4. Rehabilitation of speech and language disorder based on exploiting neuroplasticity
We aim to develop new techniques for rehabilitation based on exploiting or promoting neuroplasticity.
Repetitive transcranial magnetic stimulation and neurofeedback
Recent literature has supported that exploiting neuroplasticity by manipulation of brain activity is effective for rehabilitation. Repetitive TMS (rTMS) is one of such techniques that can improve cognitive abilities. Naeser et al. (2005), for example, reported that naming performance of patients with non-fluent aphasia was improved over a long duration by applying rTMS to the right homologue of Broca's area. On the other hand, a neuroimaging technique called neurofeedback has also recently attracted increasing attention.
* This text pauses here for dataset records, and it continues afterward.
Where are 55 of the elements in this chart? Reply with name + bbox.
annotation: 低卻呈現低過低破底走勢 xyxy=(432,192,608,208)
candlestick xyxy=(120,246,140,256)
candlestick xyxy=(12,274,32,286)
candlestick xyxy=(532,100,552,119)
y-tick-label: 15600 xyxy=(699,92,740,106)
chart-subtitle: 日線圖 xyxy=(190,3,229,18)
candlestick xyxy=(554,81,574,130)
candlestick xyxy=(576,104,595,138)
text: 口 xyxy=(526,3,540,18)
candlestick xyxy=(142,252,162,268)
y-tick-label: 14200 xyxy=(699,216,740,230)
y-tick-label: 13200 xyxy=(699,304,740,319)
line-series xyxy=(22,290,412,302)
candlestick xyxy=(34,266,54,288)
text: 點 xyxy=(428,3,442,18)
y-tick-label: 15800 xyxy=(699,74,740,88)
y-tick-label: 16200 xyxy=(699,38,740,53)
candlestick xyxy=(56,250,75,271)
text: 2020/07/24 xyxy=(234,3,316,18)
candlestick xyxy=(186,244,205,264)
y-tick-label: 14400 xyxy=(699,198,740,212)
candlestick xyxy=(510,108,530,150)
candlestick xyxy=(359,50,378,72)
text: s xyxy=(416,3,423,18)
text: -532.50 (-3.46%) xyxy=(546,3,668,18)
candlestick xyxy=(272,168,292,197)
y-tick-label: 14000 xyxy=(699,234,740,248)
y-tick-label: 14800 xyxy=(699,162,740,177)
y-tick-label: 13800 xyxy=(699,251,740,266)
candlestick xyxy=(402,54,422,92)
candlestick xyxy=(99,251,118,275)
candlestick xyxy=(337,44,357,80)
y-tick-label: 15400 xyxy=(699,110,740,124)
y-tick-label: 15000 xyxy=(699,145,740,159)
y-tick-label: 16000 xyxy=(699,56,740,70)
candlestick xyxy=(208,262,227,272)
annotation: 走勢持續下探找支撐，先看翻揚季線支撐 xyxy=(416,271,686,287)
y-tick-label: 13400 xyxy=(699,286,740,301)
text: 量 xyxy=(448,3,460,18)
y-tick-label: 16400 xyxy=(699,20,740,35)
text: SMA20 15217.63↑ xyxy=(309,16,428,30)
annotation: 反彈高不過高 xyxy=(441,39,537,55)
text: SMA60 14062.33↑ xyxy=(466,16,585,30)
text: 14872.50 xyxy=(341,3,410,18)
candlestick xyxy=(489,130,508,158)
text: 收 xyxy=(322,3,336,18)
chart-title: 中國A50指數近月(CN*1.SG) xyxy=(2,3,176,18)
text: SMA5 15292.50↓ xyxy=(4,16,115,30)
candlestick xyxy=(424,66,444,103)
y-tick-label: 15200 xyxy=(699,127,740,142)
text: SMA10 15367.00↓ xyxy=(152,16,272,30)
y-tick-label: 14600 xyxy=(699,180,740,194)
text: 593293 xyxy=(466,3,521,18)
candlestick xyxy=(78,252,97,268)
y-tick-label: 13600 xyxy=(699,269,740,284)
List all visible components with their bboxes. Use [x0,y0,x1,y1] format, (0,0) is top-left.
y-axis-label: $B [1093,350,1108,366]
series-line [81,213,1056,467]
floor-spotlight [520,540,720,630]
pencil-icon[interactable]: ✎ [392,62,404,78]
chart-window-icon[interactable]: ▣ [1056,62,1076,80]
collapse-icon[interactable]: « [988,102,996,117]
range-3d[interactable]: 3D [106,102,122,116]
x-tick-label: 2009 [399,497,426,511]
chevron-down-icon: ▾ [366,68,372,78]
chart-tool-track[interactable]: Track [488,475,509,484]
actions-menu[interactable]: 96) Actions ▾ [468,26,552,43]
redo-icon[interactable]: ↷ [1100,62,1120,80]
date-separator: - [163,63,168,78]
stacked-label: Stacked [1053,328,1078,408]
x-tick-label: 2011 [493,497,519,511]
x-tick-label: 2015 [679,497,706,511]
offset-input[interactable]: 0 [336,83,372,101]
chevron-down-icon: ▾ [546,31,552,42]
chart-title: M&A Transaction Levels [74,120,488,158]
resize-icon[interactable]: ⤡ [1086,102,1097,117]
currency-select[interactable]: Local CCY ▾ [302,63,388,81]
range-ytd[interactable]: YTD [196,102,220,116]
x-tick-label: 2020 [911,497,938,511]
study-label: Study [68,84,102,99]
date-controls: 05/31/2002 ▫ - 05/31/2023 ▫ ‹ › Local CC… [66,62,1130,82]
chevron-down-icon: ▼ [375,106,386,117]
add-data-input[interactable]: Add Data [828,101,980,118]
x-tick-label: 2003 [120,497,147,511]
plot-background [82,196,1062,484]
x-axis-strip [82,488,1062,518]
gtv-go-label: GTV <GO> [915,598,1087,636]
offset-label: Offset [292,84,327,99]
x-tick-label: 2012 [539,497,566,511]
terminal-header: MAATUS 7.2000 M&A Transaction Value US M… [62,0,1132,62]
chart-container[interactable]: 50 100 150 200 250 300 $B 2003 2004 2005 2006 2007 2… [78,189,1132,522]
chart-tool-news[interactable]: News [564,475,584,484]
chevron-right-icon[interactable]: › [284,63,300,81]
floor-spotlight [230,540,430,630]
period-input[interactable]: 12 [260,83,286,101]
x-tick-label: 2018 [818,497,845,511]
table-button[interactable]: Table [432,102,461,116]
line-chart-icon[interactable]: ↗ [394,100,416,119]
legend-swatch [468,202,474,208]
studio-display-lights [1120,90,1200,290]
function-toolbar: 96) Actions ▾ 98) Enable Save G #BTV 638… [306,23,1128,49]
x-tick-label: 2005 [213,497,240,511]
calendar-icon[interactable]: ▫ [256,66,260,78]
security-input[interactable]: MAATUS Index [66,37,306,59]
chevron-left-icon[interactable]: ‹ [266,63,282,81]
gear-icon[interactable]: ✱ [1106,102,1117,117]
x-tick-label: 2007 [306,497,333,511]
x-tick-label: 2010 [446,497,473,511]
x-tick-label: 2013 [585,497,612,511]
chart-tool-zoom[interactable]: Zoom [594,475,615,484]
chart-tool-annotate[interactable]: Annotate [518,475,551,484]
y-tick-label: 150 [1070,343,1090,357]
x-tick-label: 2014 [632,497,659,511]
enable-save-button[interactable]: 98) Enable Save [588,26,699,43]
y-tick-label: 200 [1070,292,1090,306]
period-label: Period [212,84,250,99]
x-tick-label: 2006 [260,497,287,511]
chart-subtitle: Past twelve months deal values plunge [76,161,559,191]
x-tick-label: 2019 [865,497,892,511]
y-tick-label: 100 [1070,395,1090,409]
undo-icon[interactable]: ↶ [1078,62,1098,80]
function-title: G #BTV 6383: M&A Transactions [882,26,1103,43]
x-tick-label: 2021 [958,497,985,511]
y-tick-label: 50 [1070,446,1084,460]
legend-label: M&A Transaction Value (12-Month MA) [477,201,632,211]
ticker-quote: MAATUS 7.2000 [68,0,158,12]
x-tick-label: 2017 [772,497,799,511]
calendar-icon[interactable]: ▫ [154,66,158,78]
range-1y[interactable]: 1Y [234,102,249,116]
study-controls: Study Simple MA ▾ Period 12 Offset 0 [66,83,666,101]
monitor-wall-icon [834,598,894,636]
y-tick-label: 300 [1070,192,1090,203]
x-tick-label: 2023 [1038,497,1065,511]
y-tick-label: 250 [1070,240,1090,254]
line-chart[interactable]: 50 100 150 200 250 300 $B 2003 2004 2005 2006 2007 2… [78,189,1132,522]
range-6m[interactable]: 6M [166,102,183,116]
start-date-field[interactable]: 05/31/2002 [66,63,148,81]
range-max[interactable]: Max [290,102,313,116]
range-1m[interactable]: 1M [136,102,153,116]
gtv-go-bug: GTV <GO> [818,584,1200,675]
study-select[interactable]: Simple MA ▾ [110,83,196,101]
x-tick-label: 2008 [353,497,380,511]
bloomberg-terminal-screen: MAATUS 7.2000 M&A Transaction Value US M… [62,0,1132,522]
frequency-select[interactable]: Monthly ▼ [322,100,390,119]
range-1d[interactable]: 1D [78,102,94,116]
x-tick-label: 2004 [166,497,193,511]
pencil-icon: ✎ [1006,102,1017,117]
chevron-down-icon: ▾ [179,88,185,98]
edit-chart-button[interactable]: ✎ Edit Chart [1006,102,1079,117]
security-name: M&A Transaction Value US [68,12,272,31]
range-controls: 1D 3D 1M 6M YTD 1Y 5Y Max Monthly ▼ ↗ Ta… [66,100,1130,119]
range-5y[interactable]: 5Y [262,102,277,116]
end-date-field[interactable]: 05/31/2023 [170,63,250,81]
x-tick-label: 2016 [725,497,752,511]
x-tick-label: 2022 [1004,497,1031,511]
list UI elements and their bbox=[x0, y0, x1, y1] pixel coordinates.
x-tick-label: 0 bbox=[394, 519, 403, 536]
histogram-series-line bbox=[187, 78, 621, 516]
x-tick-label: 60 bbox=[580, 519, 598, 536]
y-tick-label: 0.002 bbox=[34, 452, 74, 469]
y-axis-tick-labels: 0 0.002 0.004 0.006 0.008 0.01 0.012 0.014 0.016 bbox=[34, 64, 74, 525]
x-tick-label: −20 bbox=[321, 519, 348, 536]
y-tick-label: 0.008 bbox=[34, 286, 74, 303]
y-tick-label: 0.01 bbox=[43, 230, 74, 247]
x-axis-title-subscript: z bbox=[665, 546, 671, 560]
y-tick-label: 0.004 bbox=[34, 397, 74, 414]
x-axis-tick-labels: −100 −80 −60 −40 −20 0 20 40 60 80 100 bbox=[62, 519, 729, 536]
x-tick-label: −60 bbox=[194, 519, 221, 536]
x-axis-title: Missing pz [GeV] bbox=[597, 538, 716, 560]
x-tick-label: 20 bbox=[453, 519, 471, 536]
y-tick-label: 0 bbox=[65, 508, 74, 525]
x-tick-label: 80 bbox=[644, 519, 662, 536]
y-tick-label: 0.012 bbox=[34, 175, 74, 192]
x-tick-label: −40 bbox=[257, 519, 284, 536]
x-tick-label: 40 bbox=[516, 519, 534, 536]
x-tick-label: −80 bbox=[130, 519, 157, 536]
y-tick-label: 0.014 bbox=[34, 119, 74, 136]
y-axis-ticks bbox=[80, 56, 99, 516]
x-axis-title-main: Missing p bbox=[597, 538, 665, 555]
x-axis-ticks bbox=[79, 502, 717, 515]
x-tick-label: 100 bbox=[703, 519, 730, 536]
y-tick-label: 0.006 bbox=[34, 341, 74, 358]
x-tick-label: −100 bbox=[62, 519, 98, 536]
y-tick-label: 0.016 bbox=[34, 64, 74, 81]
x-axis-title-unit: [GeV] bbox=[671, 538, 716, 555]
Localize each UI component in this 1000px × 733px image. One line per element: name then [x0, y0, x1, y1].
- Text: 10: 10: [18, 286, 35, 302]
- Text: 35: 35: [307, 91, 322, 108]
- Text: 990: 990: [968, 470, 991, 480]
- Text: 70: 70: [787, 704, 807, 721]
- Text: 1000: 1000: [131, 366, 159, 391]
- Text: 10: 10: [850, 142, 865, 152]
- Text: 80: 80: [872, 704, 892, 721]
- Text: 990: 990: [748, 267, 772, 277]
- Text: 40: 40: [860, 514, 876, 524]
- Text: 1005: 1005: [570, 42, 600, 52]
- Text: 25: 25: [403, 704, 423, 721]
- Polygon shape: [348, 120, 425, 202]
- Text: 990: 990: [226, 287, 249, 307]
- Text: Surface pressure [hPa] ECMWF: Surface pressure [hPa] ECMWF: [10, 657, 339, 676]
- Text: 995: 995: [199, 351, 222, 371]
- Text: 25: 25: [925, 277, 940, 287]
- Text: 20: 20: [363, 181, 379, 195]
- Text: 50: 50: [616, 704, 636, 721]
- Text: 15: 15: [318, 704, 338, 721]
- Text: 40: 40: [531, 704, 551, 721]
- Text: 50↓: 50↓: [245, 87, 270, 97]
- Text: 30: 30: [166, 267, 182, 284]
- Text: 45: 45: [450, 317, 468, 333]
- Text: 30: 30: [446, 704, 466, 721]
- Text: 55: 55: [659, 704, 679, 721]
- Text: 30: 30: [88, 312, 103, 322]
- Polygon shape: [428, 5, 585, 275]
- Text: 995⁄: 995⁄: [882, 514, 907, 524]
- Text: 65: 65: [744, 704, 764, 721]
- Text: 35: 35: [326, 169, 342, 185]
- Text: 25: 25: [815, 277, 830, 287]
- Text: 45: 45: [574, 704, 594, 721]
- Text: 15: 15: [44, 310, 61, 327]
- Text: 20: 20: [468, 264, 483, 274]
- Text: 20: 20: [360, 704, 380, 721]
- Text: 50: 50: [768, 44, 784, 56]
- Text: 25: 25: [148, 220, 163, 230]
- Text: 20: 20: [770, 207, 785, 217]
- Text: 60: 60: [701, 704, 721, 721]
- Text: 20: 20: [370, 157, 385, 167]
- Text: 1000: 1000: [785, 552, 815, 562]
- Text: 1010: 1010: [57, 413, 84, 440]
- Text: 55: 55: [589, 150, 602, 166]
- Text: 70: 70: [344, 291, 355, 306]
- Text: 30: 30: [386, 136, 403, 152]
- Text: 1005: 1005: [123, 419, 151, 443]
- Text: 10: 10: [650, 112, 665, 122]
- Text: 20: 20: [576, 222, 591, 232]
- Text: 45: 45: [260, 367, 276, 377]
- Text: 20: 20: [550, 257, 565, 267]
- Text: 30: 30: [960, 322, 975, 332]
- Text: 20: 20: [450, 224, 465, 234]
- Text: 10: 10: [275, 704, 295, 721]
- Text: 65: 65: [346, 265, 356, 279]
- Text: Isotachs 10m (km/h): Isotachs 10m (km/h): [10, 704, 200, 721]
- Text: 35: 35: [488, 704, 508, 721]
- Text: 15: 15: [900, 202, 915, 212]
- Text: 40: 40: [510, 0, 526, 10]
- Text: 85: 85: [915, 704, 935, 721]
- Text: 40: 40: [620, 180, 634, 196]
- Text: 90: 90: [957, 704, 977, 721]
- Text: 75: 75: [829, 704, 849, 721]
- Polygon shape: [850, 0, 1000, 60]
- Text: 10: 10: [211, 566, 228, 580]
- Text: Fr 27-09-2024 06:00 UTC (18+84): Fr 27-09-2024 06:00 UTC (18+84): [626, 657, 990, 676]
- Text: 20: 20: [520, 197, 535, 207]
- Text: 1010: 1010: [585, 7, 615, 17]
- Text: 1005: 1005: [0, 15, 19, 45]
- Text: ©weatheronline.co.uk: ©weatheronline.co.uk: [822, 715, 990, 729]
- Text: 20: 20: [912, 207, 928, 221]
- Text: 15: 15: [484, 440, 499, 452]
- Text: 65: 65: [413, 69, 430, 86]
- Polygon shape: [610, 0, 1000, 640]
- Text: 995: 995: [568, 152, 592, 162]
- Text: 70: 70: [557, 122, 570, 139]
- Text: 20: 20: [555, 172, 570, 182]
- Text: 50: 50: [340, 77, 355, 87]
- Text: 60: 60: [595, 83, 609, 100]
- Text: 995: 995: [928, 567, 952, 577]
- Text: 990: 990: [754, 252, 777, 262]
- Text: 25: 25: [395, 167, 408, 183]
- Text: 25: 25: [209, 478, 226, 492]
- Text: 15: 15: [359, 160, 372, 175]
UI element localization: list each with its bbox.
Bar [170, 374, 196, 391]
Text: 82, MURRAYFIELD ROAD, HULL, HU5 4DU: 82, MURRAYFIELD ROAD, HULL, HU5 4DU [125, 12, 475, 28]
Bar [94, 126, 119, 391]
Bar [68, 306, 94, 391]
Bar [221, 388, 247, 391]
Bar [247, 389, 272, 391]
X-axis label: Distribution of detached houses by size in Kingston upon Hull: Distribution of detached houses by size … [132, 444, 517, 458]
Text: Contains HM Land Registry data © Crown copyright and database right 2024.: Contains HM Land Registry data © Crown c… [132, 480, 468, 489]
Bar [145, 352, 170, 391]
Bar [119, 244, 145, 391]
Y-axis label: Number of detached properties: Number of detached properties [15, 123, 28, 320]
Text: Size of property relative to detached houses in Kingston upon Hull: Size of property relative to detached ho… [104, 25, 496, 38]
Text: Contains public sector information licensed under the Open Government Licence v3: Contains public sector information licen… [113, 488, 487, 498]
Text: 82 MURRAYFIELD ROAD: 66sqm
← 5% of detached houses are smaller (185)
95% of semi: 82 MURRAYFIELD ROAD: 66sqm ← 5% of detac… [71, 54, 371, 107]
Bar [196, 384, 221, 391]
In a neurofeedback experiment, a participant's brain activity is measured with functional neuroimaging technique like fMRI. The brain activity data is then analyzed online, and the result is immediately presented to the participant him/herself; this is a typical sequence of real-time neurofeedback. The participant is instructed to regulate the feedback signal reflecting the activity of a target region. As a consequence, the brain activity of the region may be controlled implicitly. In other words, neurofeedback technique can be used as a method to exercise a specific brain region. We consider that speech and language function can be improved by exercising the brain activity of language-related regions and by inhibiting those of regions interfering language processing. Our goal is to verify the hypothesis and to develop a new rehabilitation technique by combining real-time fMRI neurofeedback with rTMS application.